Look at set_inherited_rel_pathlist() in allpaths.c --- it forms the best
plan for fully scanning the inheritance-tree table.  Currently that's
the *only* plan considered, and it does not make any use of join
clauses.  It's possible that something could be done with providing a
similar routine for best inner indexscans taken across the whole
inheritance tree.  You'd have to figure out how to locate the applicable
joinclauses though.  I think they'd be attached to the inheritance-tree
parent relation and not to the individual inheritance tree member
relations.  Also, if you are wondering why best_inner_indexscan() is so
tense about caching its results, that's because it gets called *a lot*
in large join problems.  If you don't achieve a similar level of
efficiency then you'll be seeing some nasty performance problems in
larger queries.

I think you'd find there is executor work to do as well; I'm not sure
how the outer-relation values would get propagated down into the
indexscans when there's an Append node between.  Maybe the existing code
would Just Work, but I bet not.

<digression>

Not sure if this will help you, but:

Once upon a time the planner did the APPEND for an inheritance tree at
the top of the plan not the bottom.  (It still does when the tree is the
target of an update/delete query.)  In 7.0 for example I get a plan like
this:

create table pt (f1 int primary key);
create table ct1 (f2 int) inherits (pt);
create table ct2 (f2 int) inherits (pt);
create index ct1i on ct1(f1);
create table bar(f1 int);

explain select * from pt*, bar where pt.f1 = bar.f1;
NOTICE:  QUERY PLAN:

Append  (cost=69.83..474.33 rows=30000 width=8)
    ->  Merge Join  (cost=69.83..154.83 rows=10000 width=8)
          ->  Index Scan using pt_pkey on pt  (cost=0.00..60.00 rows=1000 width=4)
          ->  Sort  (cost=69.83..69.83 rows=1000 width=4)
                ->  Seq Scan on bar  (cost=0.00..20.00 rows=1000 width=4)
    ->  Merge Join  (cost=69.83..154.83 rows=10000 width=8)
          ->  Index Scan using ct1i on ct1 pt  (cost=0.00..60.00 rows=1000 width=4)
          ->  Sort  (cost=69.83..69.83 rows=1000 width=4)
                ->  Seq Scan on bar  (cost=0.00..20.00 rows=1000 width=4)
    ->  Merge Join  (cost=139.66..164.66 rows=10000 width=8)
          ->  Sort  (cost=69.83..69.83 rows=1000 width=4)
                ->  Seq Scan on bar  (cost=0.00..20.00 rows=1000 width=4)
          ->  Sort  (cost=69.83..69.83 rows=1000 width=4)
                ->  Seq Scan on ct2 pt  (cost=0.00..20.00 rows=1000 width=4)

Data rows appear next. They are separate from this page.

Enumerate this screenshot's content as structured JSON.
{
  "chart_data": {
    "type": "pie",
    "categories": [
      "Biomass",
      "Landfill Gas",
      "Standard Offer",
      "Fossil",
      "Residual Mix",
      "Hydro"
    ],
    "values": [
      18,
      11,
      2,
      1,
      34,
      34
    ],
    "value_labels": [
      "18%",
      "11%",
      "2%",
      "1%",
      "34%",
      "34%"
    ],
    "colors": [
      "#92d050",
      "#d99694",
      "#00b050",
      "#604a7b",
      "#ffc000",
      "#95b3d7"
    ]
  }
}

whereas the same test in CVS tip produces

                                 QUERY PLAN
----------------------------------------------------------------------------
 Merge Join  (cost=303.09..353.09 rows=3000 width=8)
   Merge Cond: ("outer".f1 = "inner".f1)
   ->  Sort  (cost=69.83..72.33 rows=1000 width=4)
         Sort Key: bar.f1
         ->  Seq Scan on bar  (cost=0.00..20.00 rows=1000 width=4)
   ->  Sort  (cost=233.26..240.76 rows=3000 width=4)
         Sort Key: public.pt.f1
         ->  Append  (cost=0.00..60.00 rows=3000 width=4)
               ->  Seq Scan on pt  (cost=0.00..20.00 rows=1000 width=4)
               ->  Seq Scan on ct1 pt  (cost=0.00..20.00 rows=1000 width=4)
               ->  Seq Scan on ct2 pt  (cost=0.00..20.00 rows=1000 width=4)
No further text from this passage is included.